Andre studied at Franz Liszt Academy of Music in Budapest with Endre Szervánszky and Ferenc Szabó (composition), Erno Szégedi (piano), and Zoltán Kodály (ethnomusicology)

Whilst he was a Kodály disciple, Hajdu was involved for two years in research about Gypsy musical culture and published several articles on this subject.

When the Hungarian Revolution of 1956 was over, Hajdu escaped to Paris and continued his studies at the Paris Conservatoire with Darius Milhaud (composition) and Olivier Messiaen (philosophy of music) obtaining the 1st prize in the discipline.

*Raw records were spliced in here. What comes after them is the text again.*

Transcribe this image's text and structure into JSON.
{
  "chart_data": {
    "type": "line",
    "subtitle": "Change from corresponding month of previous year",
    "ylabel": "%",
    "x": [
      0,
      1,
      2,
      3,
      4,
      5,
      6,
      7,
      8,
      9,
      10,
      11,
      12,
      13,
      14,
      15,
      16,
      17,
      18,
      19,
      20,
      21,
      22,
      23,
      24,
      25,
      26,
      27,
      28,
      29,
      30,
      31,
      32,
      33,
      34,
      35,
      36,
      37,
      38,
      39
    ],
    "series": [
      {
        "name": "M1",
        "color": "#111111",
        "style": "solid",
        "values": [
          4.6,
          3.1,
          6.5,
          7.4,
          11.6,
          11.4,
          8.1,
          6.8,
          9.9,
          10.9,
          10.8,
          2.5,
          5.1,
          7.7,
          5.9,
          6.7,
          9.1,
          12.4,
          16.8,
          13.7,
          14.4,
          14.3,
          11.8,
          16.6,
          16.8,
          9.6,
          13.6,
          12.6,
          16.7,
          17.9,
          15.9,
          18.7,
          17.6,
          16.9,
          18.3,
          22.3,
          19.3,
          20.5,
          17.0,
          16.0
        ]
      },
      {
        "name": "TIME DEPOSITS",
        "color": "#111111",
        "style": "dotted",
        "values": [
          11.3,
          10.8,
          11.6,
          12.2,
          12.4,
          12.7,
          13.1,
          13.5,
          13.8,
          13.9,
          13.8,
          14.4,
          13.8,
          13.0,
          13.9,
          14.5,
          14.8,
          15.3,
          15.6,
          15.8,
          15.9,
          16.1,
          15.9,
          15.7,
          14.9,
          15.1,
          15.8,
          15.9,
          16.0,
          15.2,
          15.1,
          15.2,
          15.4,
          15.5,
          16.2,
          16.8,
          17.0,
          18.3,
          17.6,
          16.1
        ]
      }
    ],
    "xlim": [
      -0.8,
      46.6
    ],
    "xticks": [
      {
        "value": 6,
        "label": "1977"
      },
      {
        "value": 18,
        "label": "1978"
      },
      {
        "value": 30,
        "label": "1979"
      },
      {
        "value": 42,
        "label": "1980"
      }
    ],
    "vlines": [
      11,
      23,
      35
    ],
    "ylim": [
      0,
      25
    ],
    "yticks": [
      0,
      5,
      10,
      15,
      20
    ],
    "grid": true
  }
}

He shared classes with Gilbert Amy, William Bolcom, Philip Corner and Paul Mefano, to name just a few.

During his time in Paris, Andre met a variety of stimulating people from the playwright Samuel Beckett to Prof.

After that, the Israel Adler of the Hebrew University, who brought him on his first visit to Israel in 1966.

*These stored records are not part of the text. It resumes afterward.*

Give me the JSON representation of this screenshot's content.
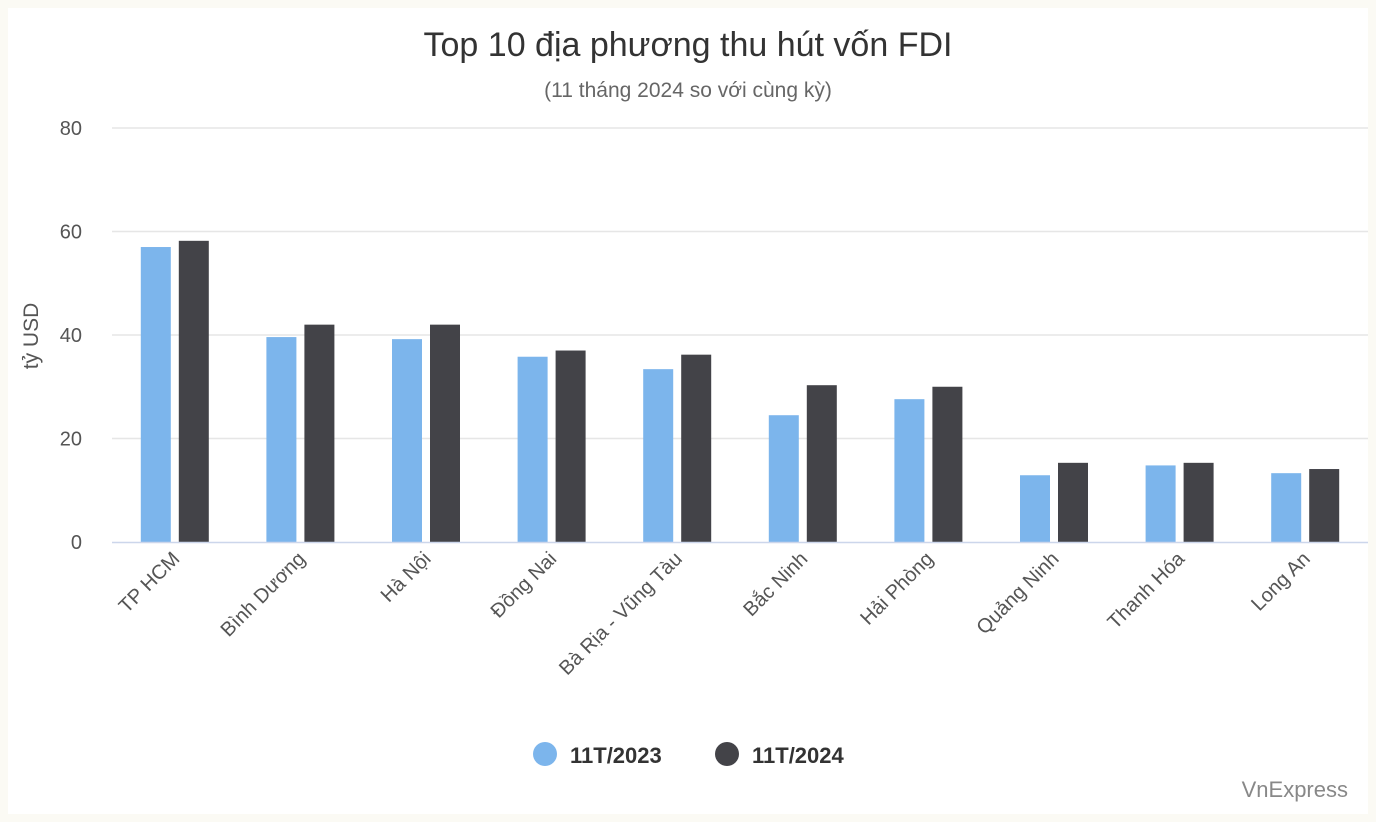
{
  "chart_data": {
    "type": "bar",
    "title": "Top 10 địa phương thu hút vốn FDI",
    "subtitle": "(11 tháng 2024 so với cùng kỳ)",
    "ylabel": "tỷ USD",
    "xlabel": "",
    "ylim": [
      0,
      80
    ],
    "yticks": [
      0,
      20,
      40,
      60,
      80
    ],
    "grid": true,
    "legend_position": "bottom-center",
    "categories": [
      "TP HCM",
      "Bình Dương",
      "Hà Nội",
      "Đồng Nai",
      "Bà Rịa - Vũng Tàu",
      "Bắc Ninh",
      "Hải Phòng",
      "Quảng Ninh",
      "Thanh Hóa",
      "Long An"
    ],
    "series": [
      {
        "name": "11T/2023",
        "color": "#7cb5ec",
        "values": [
          57,
          39.6,
          39.2,
          35.8,
          33.4,
          24.5,
          27.6,
          12.9,
          14.8,
          13.3
        ]
      },
      {
        "name": "11T/2024",
        "color": "#434348",
        "values": [
          58.2,
          42,
          42,
          37,
          36.2,
          30.3,
          30,
          15.3,
          15.3,
          14.1
        ]
      }
    ],
    "source": "VnExpress"
  }
}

From 1966, Andre has been living in Jerusalem.

Andre Hajdu was a teacher at the Tel Aviv Music Academy from 1966 to 1991 and at Bar-Ilan University since 1970. He served as chairman in the Music Department there and founded a composition department.

Then he studied Jewish Klezmer and Hassidic repertories and published several articles on this subject.

He was a composer and was deeply involved in Jewish topics, not only on the usual folkloristic or liturgical levels, but also confronted more abstract subjects of Jewish thought (Oral Law, philosophical books of the Bible) as well as Jewish History.

A large selection of works are dedicated to music-teaching, especially piano and theory through a creative approach (involving the player to the process of composing) e.g. Milky Way, Art of Piano-playing, Book of Challenges, Concerto for 10 young pianists.

Which was all connected with the practice of creative teaching in the School for Excellence in Jerusalem, an experimental school for a new approach to music teaching.

Spending many years as an educator, Hajdu, through his devotion to teaching, has nurtured some of the leading talents of Israeli musicians; among his students are many prominent composers, including Gil Shohat, Yonatan Razel, Yoni Rechter, Matti Kovler and Matan Porat.

Andre Hajdu passed away at 84 years old.